Mary Schertz recalled her last conversation with Alan Kreider, beloved AMBS
professor who recently passed way. Alan had encouraged her to tell this year’s graduates
“to love the Bible.” “Keep hanging out with Mary and Zechariah and all the others,”
Mary Schertz told the graduates. “Keep probing these mysteries, praying those Psalms,
telling these stories. Keep loving these words, because they are themselves the deepest
blue of the world and soul … containing the whole of life, and offering for the whole of
life, epiphany and revelation, continuing and ever new.”
Sisters and brothers, it may be true that our hearts have grown dull, and our ears
hard of hearing. But it doesn’t have to be or stay that way. We, too, can receive anew
the seed that God so generously scatters. We can connect with this “deepest blue of the
world and soul” – the Word of God, the good seed – which contains the whole of life and
offers epiphany and revelation, continuing and ever new. We can open our eyes, listen
with our ears, and understand with our hearts. Not with fear and distrust but with hope
even in the midst of difficult challenges that the good soil is there – somewhere,
somehow – and that the word of God will take root and grow.

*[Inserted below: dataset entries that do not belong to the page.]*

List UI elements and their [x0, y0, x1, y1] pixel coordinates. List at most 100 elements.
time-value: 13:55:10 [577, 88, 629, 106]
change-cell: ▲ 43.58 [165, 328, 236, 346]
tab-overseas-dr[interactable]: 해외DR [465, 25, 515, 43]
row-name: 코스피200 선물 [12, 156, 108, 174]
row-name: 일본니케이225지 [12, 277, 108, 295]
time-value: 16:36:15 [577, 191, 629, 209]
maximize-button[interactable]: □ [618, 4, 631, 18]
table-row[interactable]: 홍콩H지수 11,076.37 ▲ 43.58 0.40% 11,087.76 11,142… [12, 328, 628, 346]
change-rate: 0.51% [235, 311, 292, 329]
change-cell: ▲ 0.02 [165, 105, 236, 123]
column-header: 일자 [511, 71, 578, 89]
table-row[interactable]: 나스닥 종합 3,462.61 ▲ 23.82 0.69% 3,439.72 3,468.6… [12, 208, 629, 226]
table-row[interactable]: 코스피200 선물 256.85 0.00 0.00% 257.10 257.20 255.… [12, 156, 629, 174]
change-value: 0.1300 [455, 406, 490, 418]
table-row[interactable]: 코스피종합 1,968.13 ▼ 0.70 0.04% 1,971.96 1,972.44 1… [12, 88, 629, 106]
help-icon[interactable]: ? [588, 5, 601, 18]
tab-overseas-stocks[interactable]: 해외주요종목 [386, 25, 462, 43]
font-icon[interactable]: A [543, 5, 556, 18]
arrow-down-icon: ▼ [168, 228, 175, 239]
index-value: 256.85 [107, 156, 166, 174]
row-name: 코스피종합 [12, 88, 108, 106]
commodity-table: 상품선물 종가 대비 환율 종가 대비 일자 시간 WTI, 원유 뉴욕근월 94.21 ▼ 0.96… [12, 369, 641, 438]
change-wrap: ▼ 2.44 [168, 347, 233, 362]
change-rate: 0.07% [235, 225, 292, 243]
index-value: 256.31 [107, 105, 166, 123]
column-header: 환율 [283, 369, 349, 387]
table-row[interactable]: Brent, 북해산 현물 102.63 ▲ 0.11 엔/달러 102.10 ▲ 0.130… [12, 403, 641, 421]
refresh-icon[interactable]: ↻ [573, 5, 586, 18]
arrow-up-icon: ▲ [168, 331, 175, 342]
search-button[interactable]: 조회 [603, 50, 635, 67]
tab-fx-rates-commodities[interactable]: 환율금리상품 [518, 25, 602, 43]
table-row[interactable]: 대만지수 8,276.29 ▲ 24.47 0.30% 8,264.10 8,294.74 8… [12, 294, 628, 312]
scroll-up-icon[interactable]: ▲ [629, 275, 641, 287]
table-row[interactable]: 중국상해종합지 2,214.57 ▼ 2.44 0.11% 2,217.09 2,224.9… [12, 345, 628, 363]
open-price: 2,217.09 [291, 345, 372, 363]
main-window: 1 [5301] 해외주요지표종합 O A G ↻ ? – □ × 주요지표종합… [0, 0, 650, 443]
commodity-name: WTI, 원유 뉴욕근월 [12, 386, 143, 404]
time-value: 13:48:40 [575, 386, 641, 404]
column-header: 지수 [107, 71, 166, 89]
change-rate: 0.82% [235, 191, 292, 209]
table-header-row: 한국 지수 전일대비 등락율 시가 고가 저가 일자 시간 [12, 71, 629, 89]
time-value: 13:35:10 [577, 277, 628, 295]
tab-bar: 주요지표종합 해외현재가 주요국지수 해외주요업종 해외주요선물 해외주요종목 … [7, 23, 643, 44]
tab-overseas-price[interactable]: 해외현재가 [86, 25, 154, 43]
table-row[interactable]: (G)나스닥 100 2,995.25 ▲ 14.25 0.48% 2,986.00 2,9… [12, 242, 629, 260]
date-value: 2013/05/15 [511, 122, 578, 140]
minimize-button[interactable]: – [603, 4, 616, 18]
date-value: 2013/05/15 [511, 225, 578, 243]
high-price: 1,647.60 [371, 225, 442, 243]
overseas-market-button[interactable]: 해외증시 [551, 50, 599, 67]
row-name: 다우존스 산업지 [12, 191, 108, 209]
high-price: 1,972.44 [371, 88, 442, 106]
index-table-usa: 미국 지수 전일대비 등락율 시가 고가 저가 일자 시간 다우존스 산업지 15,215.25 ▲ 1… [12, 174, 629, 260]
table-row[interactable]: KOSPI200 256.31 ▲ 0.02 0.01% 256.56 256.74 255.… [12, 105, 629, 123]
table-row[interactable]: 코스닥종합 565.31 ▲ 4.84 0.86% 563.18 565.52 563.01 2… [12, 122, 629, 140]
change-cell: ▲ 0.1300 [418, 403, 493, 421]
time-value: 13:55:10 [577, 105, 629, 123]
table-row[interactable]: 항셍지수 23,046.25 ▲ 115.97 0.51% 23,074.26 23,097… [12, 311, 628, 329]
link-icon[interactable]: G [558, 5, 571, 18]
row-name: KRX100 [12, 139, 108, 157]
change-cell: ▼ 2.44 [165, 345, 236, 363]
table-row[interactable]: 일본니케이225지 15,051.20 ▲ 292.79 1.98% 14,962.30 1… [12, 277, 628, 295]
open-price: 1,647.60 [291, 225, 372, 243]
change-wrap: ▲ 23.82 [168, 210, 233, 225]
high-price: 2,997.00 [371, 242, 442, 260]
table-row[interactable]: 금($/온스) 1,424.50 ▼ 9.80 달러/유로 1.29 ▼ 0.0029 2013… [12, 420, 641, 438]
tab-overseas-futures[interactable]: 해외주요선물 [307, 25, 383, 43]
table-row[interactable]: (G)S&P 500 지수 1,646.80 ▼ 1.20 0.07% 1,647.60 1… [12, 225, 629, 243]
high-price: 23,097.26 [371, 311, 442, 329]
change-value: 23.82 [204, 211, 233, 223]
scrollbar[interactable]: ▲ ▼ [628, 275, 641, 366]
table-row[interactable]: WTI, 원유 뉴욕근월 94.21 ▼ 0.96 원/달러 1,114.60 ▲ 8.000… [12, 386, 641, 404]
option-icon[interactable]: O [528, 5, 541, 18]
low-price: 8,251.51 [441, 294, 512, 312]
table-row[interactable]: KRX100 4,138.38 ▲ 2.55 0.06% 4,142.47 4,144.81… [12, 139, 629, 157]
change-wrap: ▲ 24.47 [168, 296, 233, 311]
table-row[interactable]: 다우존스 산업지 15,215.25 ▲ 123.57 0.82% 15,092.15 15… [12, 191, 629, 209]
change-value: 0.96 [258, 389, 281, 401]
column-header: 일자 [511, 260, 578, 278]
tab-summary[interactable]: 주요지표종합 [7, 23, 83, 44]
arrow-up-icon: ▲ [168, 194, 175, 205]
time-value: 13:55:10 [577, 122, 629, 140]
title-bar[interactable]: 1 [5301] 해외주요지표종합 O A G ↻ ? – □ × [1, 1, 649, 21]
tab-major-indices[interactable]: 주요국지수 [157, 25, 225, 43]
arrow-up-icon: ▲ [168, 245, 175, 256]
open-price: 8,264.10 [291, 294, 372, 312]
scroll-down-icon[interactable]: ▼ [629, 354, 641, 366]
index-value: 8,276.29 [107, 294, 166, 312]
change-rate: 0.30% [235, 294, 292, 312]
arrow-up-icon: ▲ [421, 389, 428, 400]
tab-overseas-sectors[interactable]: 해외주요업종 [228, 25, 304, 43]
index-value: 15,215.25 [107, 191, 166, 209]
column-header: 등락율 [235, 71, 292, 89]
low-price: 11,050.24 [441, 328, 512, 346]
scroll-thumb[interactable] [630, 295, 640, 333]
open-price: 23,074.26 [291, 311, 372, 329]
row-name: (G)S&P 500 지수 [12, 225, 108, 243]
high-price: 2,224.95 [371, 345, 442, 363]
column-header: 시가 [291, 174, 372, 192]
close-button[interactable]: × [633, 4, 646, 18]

Listen again to these beautiful words from Isaiah 55: “For as the rain and the
snow come down from heaven, and do not return there until they have watered the earth,
making it bring forth and sprout, giving seed to the sower and bread to the eater, so shall
my word be that goes out from my mouth; it shall not return to me empty, but it shall
accomplish that which I purpose, and succeed in the thing for which I sent it. For you
shall go out in joy, and be led back in peace; the mountains and the hills before you shall
burst into song, and all the trees of the field shall clap their hands. Instead of the thorn
shall come up the cypress; instead of the brier shall come up the myrtle; and it shall be to
the LORD for a memorial, for an everlasting sign that shall not be cut off.”
God bless the sower, the seed and the soil. Amen.